Medication-based prevention and treatment of COVID-19 have proven challenging. To our knowledge, to date, only 2 medications, dexamethasone and remdesivir, have been shown to improve outcomes in severe COVID-19 disease, and no treatment has proven effective in mild to moderate disease. Furthermore, no pharmacologic prophylaxis for COVID-19 has been established. Given the many HCWs with substantial COVID-19 exposure worldwide, there is great interest in finding an effective medication to prevent viral transmission.
Similar to other studies of hydroxychloroquine for either viral prophylaxis or COVID-19 treatment, we found that the medication was generally well tolerated, with the exception that patients treated with hydroxychloroquine, 600 mg, for 8 weeks experienced significantly higher rates of grade 1 to 2 diarrhea than patients treated with placebo. In addition, we found no significant differences in cardiac adverse events between the hydroxychloroquine and placebo groups. Myocardial inflammation associated with SARS-CoV-2 infection may increase susceptibility to potential cardiac effects of hydroxychloroquine. Therefore, the lack of QTc prolongation or arrythmias in our study’s cohort cannot be used to infer cardiac safety of hydroxychloroquine for active COVID-19 treatment. Furthermore, some studies have involved the combined use of azithromycin, a known QTc-prolonging compound, and hydroxychloroquine; azithromycin use was an exclusion criterion in our investigation.

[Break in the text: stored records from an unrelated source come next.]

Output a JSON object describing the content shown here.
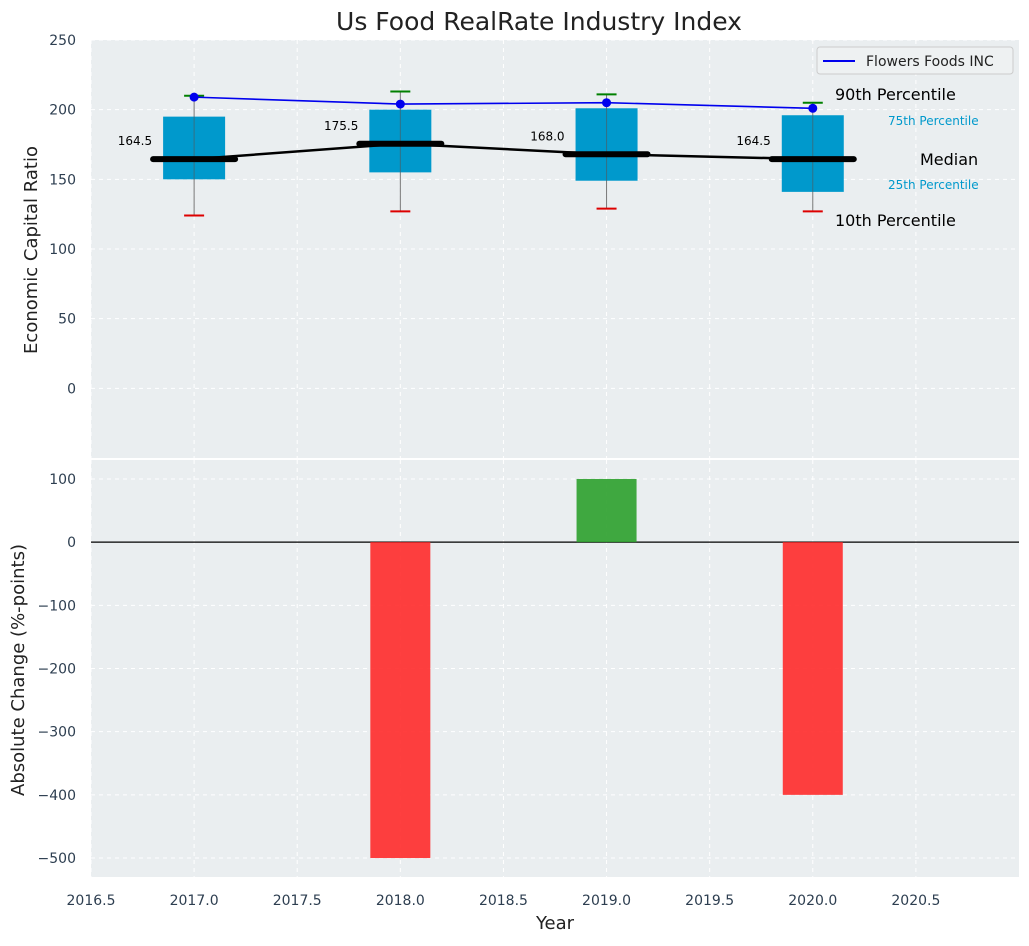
{
  "chart_data": [
    {
      "type": "box",
      "title": "Us Food RealRate Industry Index",
      "xlabel": "",
      "ylabel": "Economic Capital Ratio",
      "ylim": [
        -50,
        250
      ],
      "yticks": [
        0,
        50,
        100,
        150,
        200,
        250
      ],
      "xlim": [
        2016.5,
        2021.0
      ],
      "grid": true,
      "legend": {
        "placement": "top-right",
        "entries": [
          "Flowers Foods INC"
        ]
      },
      "x": [
        2017,
        2018,
        2019,
        2020
      ],
      "boxes": [
        {
          "year": 2017,
          "p10": 124,
          "p25": 150,
          "median": 164.5,
          "p75": 195,
          "p90": 210,
          "median_label": "164.5"
        },
        {
          "year": 2018,
          "p10": 127,
          "p25": 155,
          "median": 175.5,
          "p75": 200,
          "p90": 213,
          "median_label": "175.5"
        },
        {
          "year": 2019,
          "p10": 129,
          "p25": 149,
          "median": 168.0,
          "p75": 201,
          "p90": 211,
          "median_label": "168.0"
        },
        {
          "year": 2020,
          "p10": 127,
          "p25": 141,
          "median": 164.5,
          "p75": 196,
          "p90": 205,
          "median_label": "164.5"
        }
      ],
      "series": [
        {
          "name": "Flowers Foods INC",
          "values": [
            209,
            204,
            205,
            201
          ],
          "color": "#0000ee"
        }
      ],
      "annotations": {
        "p90": "90th Percentile",
        "p75": "75th Percentile",
        "median": "Median",
        "p25": "25th Percentile",
        "p10": "10th Percentile"
      },
      "colors": {
        "box": "#0099cc",
        "median": "#000000",
        "p90_cap": "#008000",
        "p10_cap": "#dd0000",
        "series": "#0000ee",
        "panel_bg": "#eaeef0"
      }
    },
    {
      "type": "bar",
      "xlabel": "Year",
      "ylabel": "Absolute Change (%-points)",
      "ylim": [
        -530,
        130
      ],
      "yticks": [
        -500,
        -400,
        -300,
        -200,
        -100,
        0,
        100
      ],
      "xlim": [
        2016.5,
        2021.0
      ],
      "xticks": [
        "2016.5",
        "2017.0",
        "2017.5",
        "2018.0",
        "2018.5",
        "2019.0",
        "2019.5",
        "2020.0",
        "2020.5"
      ],
      "grid": true,
      "x": [
        2018,
        2019,
        2020
      ],
      "values": [
        -500,
        100,
        -400
      ],
      "colors": {
        "positive": "#2ca02c",
        "negative": "#ff2a2a"
      }
    }
  ]
}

Prophylaxis studies of infectious diseases are highly sensitive to disease frequency. In Pennsylvania, daily COVID-19 incidence fell during the course of enrollment starting at 14.8 cases per 100 000 population per day on April 9, 2020, and ending at 7.1 cases per 100 000 population per day on July 14, 2020. The overall SARS-CoV-2 infection rate in the study cohort was 6.4%; it is possible that a study of similar design conducted in a community with higher disease prevalence might yield a higher HCW infection rate and possibly more power to detect a prophylactic benefit from hydroxychloroquine. Alternatively, it is possible that uniform use of PPE and hand hygiene was sufficiently effective to reduce HCW infection to low levels, as seen in our study population.

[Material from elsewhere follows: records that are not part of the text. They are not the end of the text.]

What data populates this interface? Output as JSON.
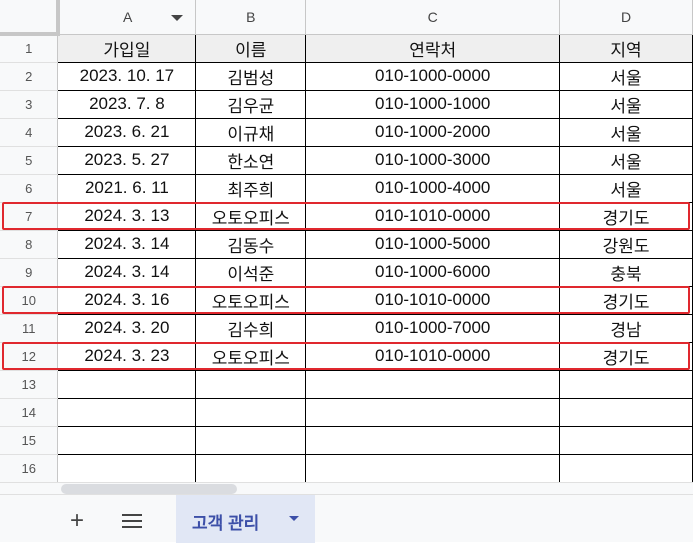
{
  "columns": [
    "A",
    "B",
    "C",
    "D"
  ],
  "rows": [
    [
      "가입일",
      "이름",
      "연락처",
      "지역"
    ],
    [
      "2023. 10. 17",
      "김범성",
      "010-1000-0000",
      "서울"
    ],
    [
      "2023. 7. 8",
      "김우균",
      "010-1000-1000",
      "서울"
    ],
    [
      "2023. 6. 21",
      "이규채",
      "010-1000-2000",
      "서울"
    ],
    [
      "2023. 5. 27",
      "한소연",
      "010-1000-3000",
      "서울"
    ],
    [
      "2021. 6. 11",
      "최주희",
      "010-1000-4000",
      "서울"
    ],
    [
      "2024. 3. 13",
      "오토오피스",
      "010-1010-0000",
      "경기도"
    ],
    [
      "2024. 3. 14",
      "김동수",
      "010-1000-5000",
      "강원도"
    ],
    [
      "2024. 3. 14",
      "이석준",
      "010-1000-6000",
      "충북"
    ],
    [
      "2024. 3. 16",
      "오토오피스",
      "010-1010-0000",
      "경기도"
    ],
    [
      "2024. 3. 20",
      "김수희",
      "010-1000-7000",
      "경남"
    ],
    [
      "2024. 3. 23",
      "오토오피스",
      "010-1010-0000",
      "경기도"
    ],
    [
      "",
      "",
      "",
      ""
    ],
    [
      "",
      "",
      "",
      ""
    ],
    [
      "",
      "",
      "",
      ""
    ],
    [
      "",
      "",
      "",
      ""
    ]
  ],
  "highlighted_rows": [
    7,
    10,
    12
  ],
  "highlight_color": "#e0282e",
  "sheet_tab": {
    "label": "고객 관리"
  },
  "add_sheet_icon": "+"
}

The randomized clinical trial did not detect a reduction in SARS-CoV-2 transmission with prophylactic administration of hydroxychloroquine, and all participants who did contract SARS-CoV-2 were either asymptomatic or had mild disease courses with full recoveries. As such, we cannot recommend the routine use of hydroxychloroquine among HCWs to prevent COVID-19.